I recently attended a fascinating clinic given by Stuart Mah, a seven-time U.S. international dog-agility-team member and 12-time national championship finalist. It was one of the best seminars I’ve ever attended, and I came home with a much deeper understanding about training animals.
I’m a beginner in dog agility, and the clinic was geared toward competitors in the Excellent (think FEI) division. When the class began, I immediately realized I needed to find a common ground in order to relate to the information presented. It didn’t take long for that to happen.
Mah explained that when a dog is driving forward from one obstacle to the next and you know a turn is coming up, you have to warn the dog so he can prepare for it. You can’t just throw out a command to turn and expect an immediate, smooth transition. Hmm. This sounds familiar. The handler need a cue that warns the dog something’s about to change, Mah continued, such as saying ”easy” or slowing down yourself. Wow, I thought! A half-halt. My confidence began to grow.
We learned that dogs who bark on course are likely expressing their frustration at the handler. The dog is telling the handler he’s not getting enough information and he’s confused.
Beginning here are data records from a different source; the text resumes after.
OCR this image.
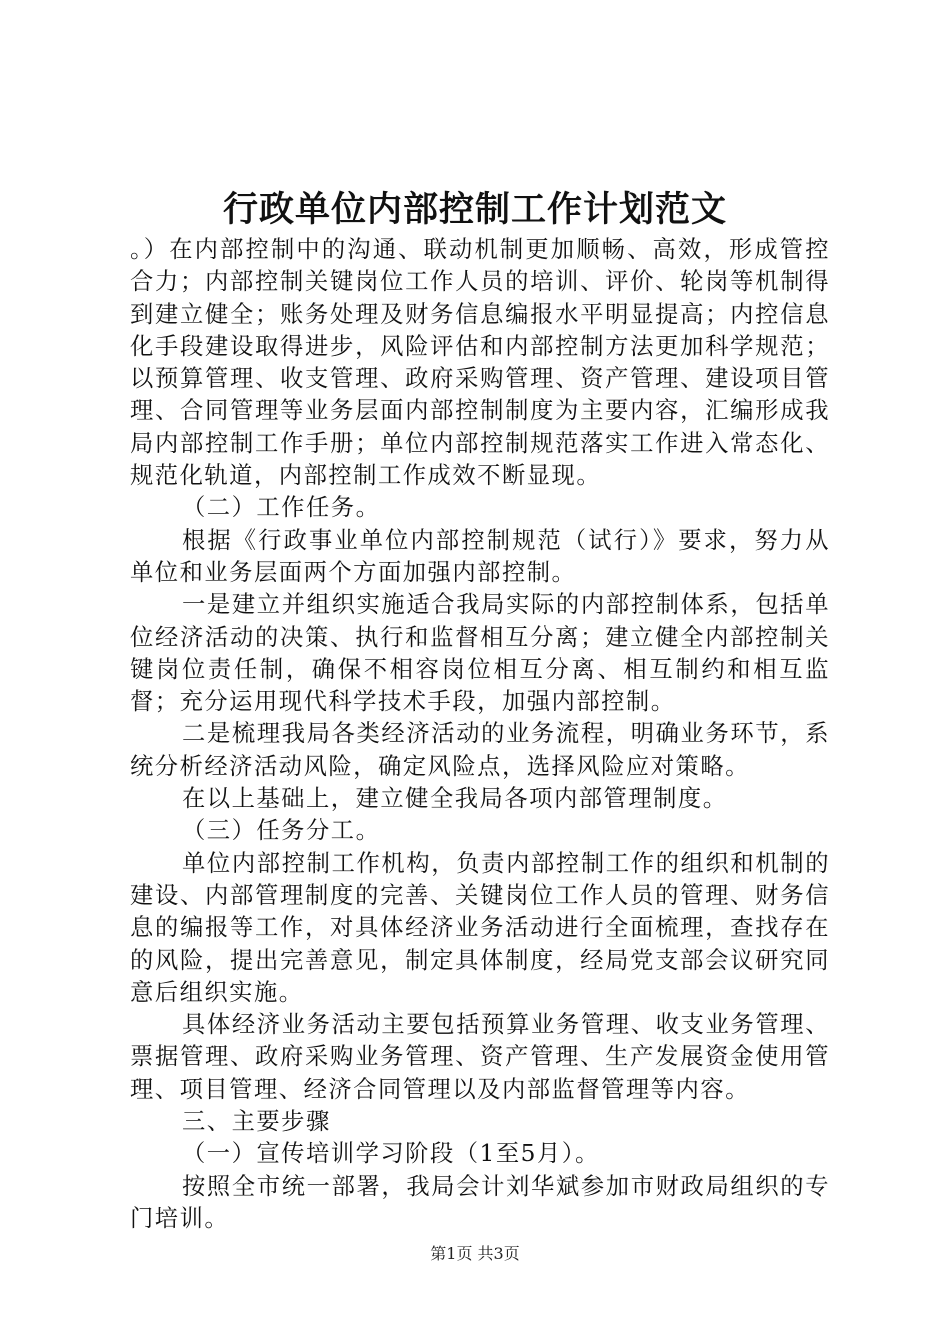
行政单位内部控制工作计划范文

。）在内部控制中的沟通、联动机制更加顺畅、高效，形成管控合力；内部控制关键岗位工作人员的培训、评价、轮岗等机制得到建立健全；账务处理及财务信息编报水平明显提高；内控信息化手段建设取得进步，风险评估和内部控制方法更加科学规范；以预算管理、收支管理、政府采购管理、资产管理、建设项目管理、合同管理等业务层面内部控制制度为主要内容，汇编形成我局内部控制工作手册；单位内部控制规范落实工作进入常态化、规范化轨道，内部控制工作成效不断显现。

（二）工作任务。

根据《行政事业单位内部控制规范（试行）》要求，努力从单位和业务层面两个方面加强内部控制。

一是建立并组织实施适合我局实际的内部控制体系，包括单位经济活动的决策、执行和监督相互分离；建立健全内部控制关键岗位责任制，确保不相容岗位相互分离、相互制约和相互监督；充分运用现代科学技术手段，加强内部控制。

二是梳理我局各类经济活动的业务流程，明确业务环节，系统分析经济活动风险，确定风险点，选择风险应对策略。

在以上基础上，建立健全我局各项内部管理制度。

（三）任务分工。

单位内部控制工作机构，负责内部控制工作的组织和机制的建设、内部管理制度的完善、关键岗位工作人员的管理、财务信息的编报等工作，对具体经济业务活动进行全面梳理，查找存在的风险，提出完善意见，制定具体制度，经局党支部会议研究同意后组织实施。

具体经济业务活动主要包括预算业务管理、收支业务管理、票据管理、政府采购业务管理、资产管理、生产发展资金使用管理、项目管理、经济合同管理以及内部监督管理等内容。

三、主要步骤

（一）宣传培训学习阶段（1至5月）。

按照全市统一部署，我局会计刘华斌参加市财政局组织的专门培训。

第1页 共3页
Oh, my goodness, I thought! That’s Jerry, the lesson horse, telling me through his head tossing that I’m not giving him commands he understands.
Admittedly, riding Sally is (usually) easier than controlling my crazy Papillons during agility practice, but much of the problem for all of them is actually me. A good trainer gives consistent commands, communicates clearly and builds confidence through praise. Like you, I’ve always known that, but it was really driven home hearing it in a new environment.
While we’re thinking about training, we’re excited to announce that John Strassburger, former editor of The Chronicle of the Horse, and his wife, Heather Bailey, have joined us here at Horse Journal. John is our performance editor, and both these trainers will help us bring you stronger training and competition-related articles, plus more product field trials.
Our Expert Corner continues to expand, and the article in this month’s issue is with Dr. David Granstrom, a world-recognized authority and researcher on EPM. His explanation about how this disease is best diagnosed and treated will be invaluable to you if your horse ever contracts it. There is virtually no guaranteed way to prevent your horse from the danger, and there are many bogus remedies floating about. Putting off proper treatment could jeopardize your horse’s life.
We’ve got more experts set to talk with us, and the list of products in field trials continues to grow. If you have a particular thing you’d like us to look into, we’d like to hear from you. Our July article on ending annoying barn habits brought us many suggestions of additional problems that need workable solutions. You’ll hear more in upcoming issues.